Nanofluidic reverse electrodialysis enhanced by photovoltaic waste heat recovery

In the current work, we present a solar photovoltaic coupled nanofluidic reverse electrodialysis system in order to achieve synergistic utilization of solar energy and salinity-gradient energy. A liquid water cold plate is employed for thermal management of solar photovoltaic, while transferring the low-grade waste heat to heat seawater and freshwater in nanofluidic reverse electrodialysis. Under these circumstances, the power generation performance of solar photovoltaic and nanofluidic reverse electrodialysis are synergistically enhanced.
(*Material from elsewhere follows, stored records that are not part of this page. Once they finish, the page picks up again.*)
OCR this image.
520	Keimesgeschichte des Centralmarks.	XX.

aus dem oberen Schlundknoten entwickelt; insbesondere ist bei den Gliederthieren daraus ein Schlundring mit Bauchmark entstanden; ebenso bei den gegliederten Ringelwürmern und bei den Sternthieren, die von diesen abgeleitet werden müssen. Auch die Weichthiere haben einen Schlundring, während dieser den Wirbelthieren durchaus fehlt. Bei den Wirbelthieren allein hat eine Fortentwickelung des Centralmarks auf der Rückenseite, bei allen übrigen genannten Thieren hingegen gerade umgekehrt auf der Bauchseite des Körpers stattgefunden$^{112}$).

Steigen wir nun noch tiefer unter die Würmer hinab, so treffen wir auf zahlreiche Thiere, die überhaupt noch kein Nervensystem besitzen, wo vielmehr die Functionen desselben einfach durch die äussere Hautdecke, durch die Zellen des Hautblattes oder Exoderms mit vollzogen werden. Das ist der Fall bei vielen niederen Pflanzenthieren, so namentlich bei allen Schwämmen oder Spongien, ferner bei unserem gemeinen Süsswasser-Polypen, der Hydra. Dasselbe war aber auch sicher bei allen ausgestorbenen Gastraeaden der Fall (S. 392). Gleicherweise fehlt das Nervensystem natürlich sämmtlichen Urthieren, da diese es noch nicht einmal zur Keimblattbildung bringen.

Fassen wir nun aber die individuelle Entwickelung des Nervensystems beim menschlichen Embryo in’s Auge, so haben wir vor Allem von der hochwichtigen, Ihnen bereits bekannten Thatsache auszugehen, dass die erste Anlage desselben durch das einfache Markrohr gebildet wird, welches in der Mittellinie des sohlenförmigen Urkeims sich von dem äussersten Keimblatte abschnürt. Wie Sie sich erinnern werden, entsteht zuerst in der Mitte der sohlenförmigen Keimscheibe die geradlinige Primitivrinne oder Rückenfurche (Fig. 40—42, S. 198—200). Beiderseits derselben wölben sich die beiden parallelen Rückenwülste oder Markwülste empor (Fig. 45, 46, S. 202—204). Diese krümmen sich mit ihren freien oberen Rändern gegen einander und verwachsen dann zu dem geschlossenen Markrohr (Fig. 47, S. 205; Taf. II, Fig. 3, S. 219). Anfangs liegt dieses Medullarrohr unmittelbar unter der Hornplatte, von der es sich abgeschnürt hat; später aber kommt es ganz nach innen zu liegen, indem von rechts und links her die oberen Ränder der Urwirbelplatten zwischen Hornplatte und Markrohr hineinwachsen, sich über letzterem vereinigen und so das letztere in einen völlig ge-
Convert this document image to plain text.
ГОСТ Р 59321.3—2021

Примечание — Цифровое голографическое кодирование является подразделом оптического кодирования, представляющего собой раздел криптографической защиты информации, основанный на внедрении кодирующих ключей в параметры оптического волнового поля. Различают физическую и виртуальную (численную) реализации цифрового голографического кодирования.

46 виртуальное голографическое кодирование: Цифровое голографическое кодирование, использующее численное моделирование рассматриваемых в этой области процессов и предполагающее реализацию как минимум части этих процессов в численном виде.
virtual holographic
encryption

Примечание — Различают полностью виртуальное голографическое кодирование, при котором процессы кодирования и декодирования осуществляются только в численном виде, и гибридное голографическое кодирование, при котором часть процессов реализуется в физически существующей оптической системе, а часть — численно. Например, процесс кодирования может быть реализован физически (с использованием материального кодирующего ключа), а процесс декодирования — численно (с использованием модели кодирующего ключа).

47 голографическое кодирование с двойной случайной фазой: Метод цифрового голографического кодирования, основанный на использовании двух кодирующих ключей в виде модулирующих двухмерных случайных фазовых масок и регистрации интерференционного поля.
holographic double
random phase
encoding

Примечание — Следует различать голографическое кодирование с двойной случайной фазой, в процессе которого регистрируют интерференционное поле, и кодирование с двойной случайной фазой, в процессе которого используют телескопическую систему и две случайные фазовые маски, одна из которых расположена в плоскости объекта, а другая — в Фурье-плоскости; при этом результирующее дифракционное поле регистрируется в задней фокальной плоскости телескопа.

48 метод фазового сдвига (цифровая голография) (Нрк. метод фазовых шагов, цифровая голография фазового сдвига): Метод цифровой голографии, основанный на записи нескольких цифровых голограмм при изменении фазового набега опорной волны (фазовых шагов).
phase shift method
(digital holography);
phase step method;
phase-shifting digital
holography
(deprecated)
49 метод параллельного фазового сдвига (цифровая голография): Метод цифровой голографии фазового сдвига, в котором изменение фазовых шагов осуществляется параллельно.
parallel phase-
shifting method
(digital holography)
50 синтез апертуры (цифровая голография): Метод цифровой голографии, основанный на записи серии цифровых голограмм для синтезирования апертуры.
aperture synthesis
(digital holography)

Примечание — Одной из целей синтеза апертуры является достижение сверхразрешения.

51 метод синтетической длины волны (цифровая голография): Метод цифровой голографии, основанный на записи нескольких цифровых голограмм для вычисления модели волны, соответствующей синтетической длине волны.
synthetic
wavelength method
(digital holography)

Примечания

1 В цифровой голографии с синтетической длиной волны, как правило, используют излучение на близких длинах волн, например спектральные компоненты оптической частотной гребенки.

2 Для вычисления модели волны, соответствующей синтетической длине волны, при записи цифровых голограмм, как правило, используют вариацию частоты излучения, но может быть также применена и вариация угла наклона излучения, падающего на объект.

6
Based on experimental measurement, the maximum temperature of solar photovoltaic is decreased from 72.4 ℃ to 48.7 ℃ under one sun solar irradiation using liquid water cold plate, and its corresponding output power is raised up from 914.44 mW to 1060.15 mW by 15.93 %. Besides, the power density of nanofluidic reverse electrodialysis is improved from 2.750 W·m⁻² to 3.156 W·m⁻² by 14.76 % through utilizing waste heat generated from solar photovoltaic. The proposed hybrid system offers a novel and practical approach to synergistically improve power generation performance of solar photovoltaic and nanofluidic reverse electrodialysis device by integrating thermal management and waste heat recovery.